Os republicanos não têm estrutura comparável. Os "especialistas" amestrados pelo partido basicamente dizem o que quer que seus mestres políticos desejem.

No caso do sistema de saúde, porém, existe um problema ainda mais profundo. O Partido Republicano não propõe uma alternativa ao Obamacare porque não existe alternativa. Em particular, se você deseja preservar a proteção a pessoas com problemas de saúde preexistentes –a questão de saúde que mais importa aos eleitores, entre os quais metade dos republicanos–, o Obamacare é a política mais conservadora para fazê-lo. A alternativa seria a extensão do programa federal de saúde Medicare a todos os cidadãos, e isso seria uma virada considerável para a esquerda, e não para a direita, do espectro político.

Os economistas que estudam questões de saúde explicaram esse ponto inúmeras vezes ao longo dos anos, mas é sempre difícil fazer com que alguém compreenda alguma coisa quando o salário dele depende de que não a compreenda. Ainda assim, permita-me tentar.
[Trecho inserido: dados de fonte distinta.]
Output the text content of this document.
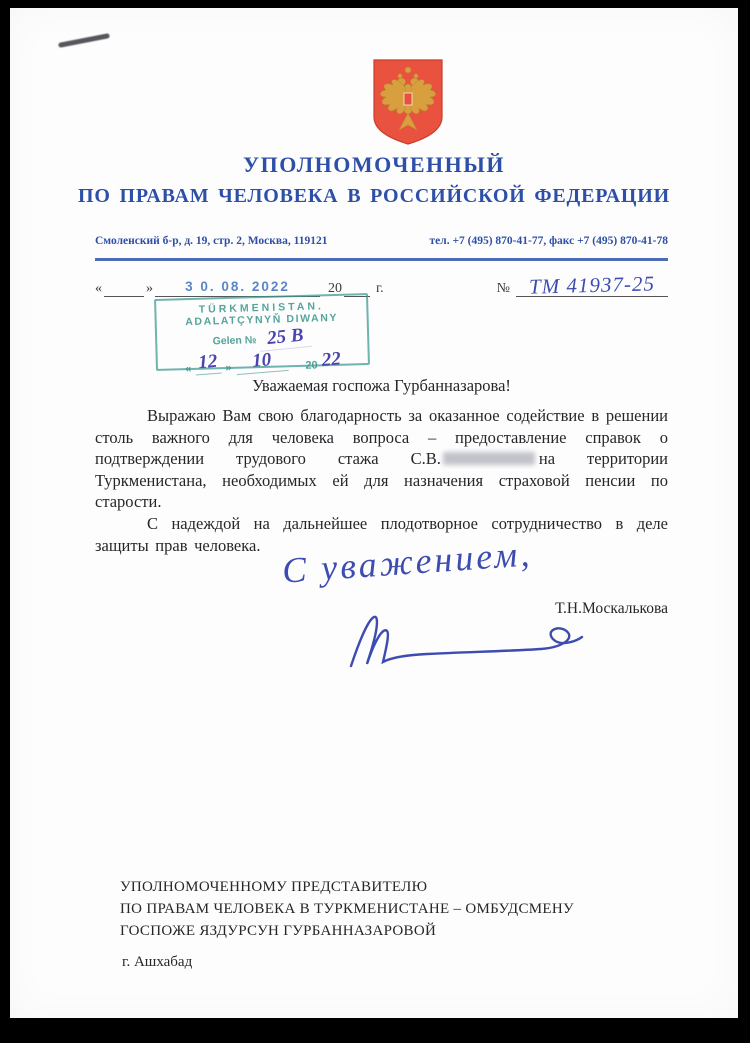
УПОЛНОМОЧЕННЫЙ
ПО ПРАВАМ ЧЕЛОВЕКА В РОССИЙСКОЙ ФЕДЕРАЦИИ
Смоленский б-р, д. 19, стр. 2, Москва, 119121	тел. +7 (495) 870-41-77, факс +7 (495) 870-41-78
«	»	3 0. 08. 2022	20 г.	№ ТМ 41937-25
TÜRKMENISTAN.
ADALATÇYNYŇ DIWANY
Gelen № 25 В
« 12 »	10	20 22
Уважаемая госпожа Гурбанназарова!

Выражаю Вам свою благодарность за оказанное содействие в решении столь важного для человека вопроса – предоставление справок о подтверждении трудового стажа С.В.	на территории Туркменистана, необходимых ей для назначения страховой пенсии по старости.

С надеждой на дальнейшее плодотворное сотрудничество в деле защиты прав человека. С уважением,
Т.Н.Москалькова
УПОЛНОМОЧЕННОМУ ПРЕДСТАВИТЕЛЮ
ПО ПРАВАМ ЧЕЛОВЕКА В ТУРКМЕНИСТАНЕ – ОМБУДСМЕНУ
ГОСПОЖЕ ЯЗДУРСУН ГУРБАННАЗАРОВОЙ
г. Ашхабад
De novo.

Se você quer que os operadores privados de planos de saúde ofereçam cobertura a pessoas com problemas de saúde preexistentes, é preciso proibir a discriminação baseada em históricos médicos. Mas isso não basta, por si, porque se as mensalidades de planos de saúde forem iguais para todos, as pessoas que assinarem tenderão a ser mais doentes que as pessoas que não assinarem, o que cria um pool de risco desfavorável e força a cobrança de mensalidades altas. Foi esse o caso em Nova York, onde as mensalidades dos planos de saúde individuais eram muito altas antes da Lei de Acesso à Saúde –e imediatamente caíram à metade quando o Obamacare entrou em vigor.
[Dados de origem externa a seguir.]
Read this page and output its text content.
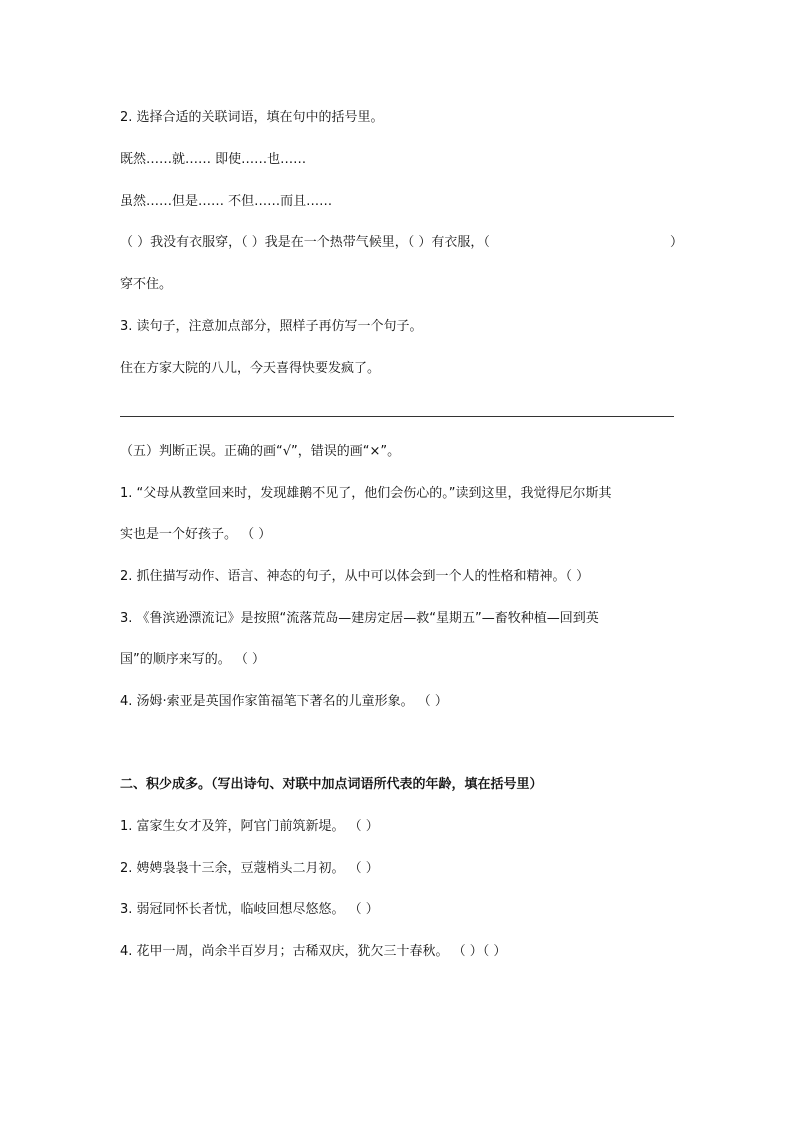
2. 选择合适的关联词语，填在句中的括号里。
既然……就…… 即使……也……
虽然……但是…… 不但……而且……
（ ）我没有衣服穿，（ ）我是在一个热带气候里，（ ）有衣服，（	）
穿不住。
3. 读句子，注意加点部分，照样子再仿写一个句子。
住在方家大院的八儿，今天喜得快要发疯了。
（五）判断正误。正确的画“√”，错误的画“×”。
1. “父母从教堂回来时，发现雄鹅不见了，他们会伤心的。”读到这里，我觉得尼尔斯其
实也是一个好孩子。 （ ）
2. 抓住描写动作、语言、神态的句子，从中可以体会到一个人的性格和精神。（ ）
3. 《鲁滨逊漂流记》是按照“流落荒岛—建房定居—救“星期五”—畜牧种植—回到英
国”的顺序来写的。 （ ）
4. 汤姆·索亚是英国作家笛福笔下著名的儿童形象。 （ ）
二、积少成多。（写出诗句、对联中加点词语所代表的年龄，填在括号里）
1. 富家生女才及笄，阿官门前筑新堤。 （ ）
2. 娉娉袅袅十三余，豆蔻梢头二月初。 （ ）
3. 弱冠同怀长者忧，临岐回想尽悠悠。 （ ）
4. 花甲一周，尚余半百岁月；古稀双庆，犹欠三十春秋。 （ ）（ ）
Pois o que o Obamacare fez foi oferecer incentivos para que pessoas saudáveis assinassem planos de saúde. De um lado havia uma penalidade para aqueles que optassem por não ter seguro-saúde (o chamado mandato individual). Por outro, havia subsídios concebidos de forma a limitar o dispêndio em planos de saúde como proporção da renda. Os republicanos tentaram sabotar o sistema de saúde ao eliminar o mandato individual, e conseguiram forçar uma alta nas mensalidades; mas o sistema sobrevive graças aos subsídios.

O ponto, uma vez mais, é que o Obamacare é a opção mais conservadora para a cobertura de problemas de saúde preexistentes, e se os republicanos realmente se preocupassem com os milhões de americanos que vivem nessa situação, apoiariam e tentariam até expandir a Lei de Acesso à Saúde.

Mas em lugar disso eles vão destrui-la, se preservarem suas maiorias daqui a dois meses. Mas a cobertura a problemas de saúde preexistentes é popular; portanto, eles estão fingindo que a preservarão, enquanto oferecem propostas que garantem o oposto.

Por que eles imaginam que conseguirão levar a cabo uma fraude assim escancarada? (Porque é exatamente disso que se trata.) Eles acham que os eleitores são burros?

Bem, sim. Em comícios recentes, Donald Trump vem declarando que os democratas querem "saquear o Medicare para pagar pelo socialismo".

Mas o alvo mais importante é a mídia noticiosa, muitos membros da qual ainda não aprenderam a lidar com a má fé permanente do conservadorismo moderno.

Quando, por exemplo, alguém como o senador Dean Heller, de Nevada, copatrocina um projeto de lei que finge que protegerá as pessoas com problemas de saúde preexistentes mas na verdade não o faz, a imprensa diz que "Heller anuncia plano para proteger americanos com problemas de saúde preexistentes", e o ponto chave da notícia –o fato de que a proposta não o faz– fica escondido no 17º parágrafo.

Ou ainda melhor, desse ponto de vista, é que o 17º parágrafo afirma que "alguns democratas" veem a proposta como fraude, mas os republicanos discordam. Peso igual para os dois lados, sabe?

Assim, se você é americano e tem um problema de saúde preexistente, ou teme que isso possa acontecer no futuro, é importante que veja a realidade com clareza: os republicanos querem destruir seus serviços de saúde. Se eles mantiverem suas maiorias em novembro, os planos de saúde a preço acessível –ou talvez a qualquer preço– desaparecerão em poucos meses.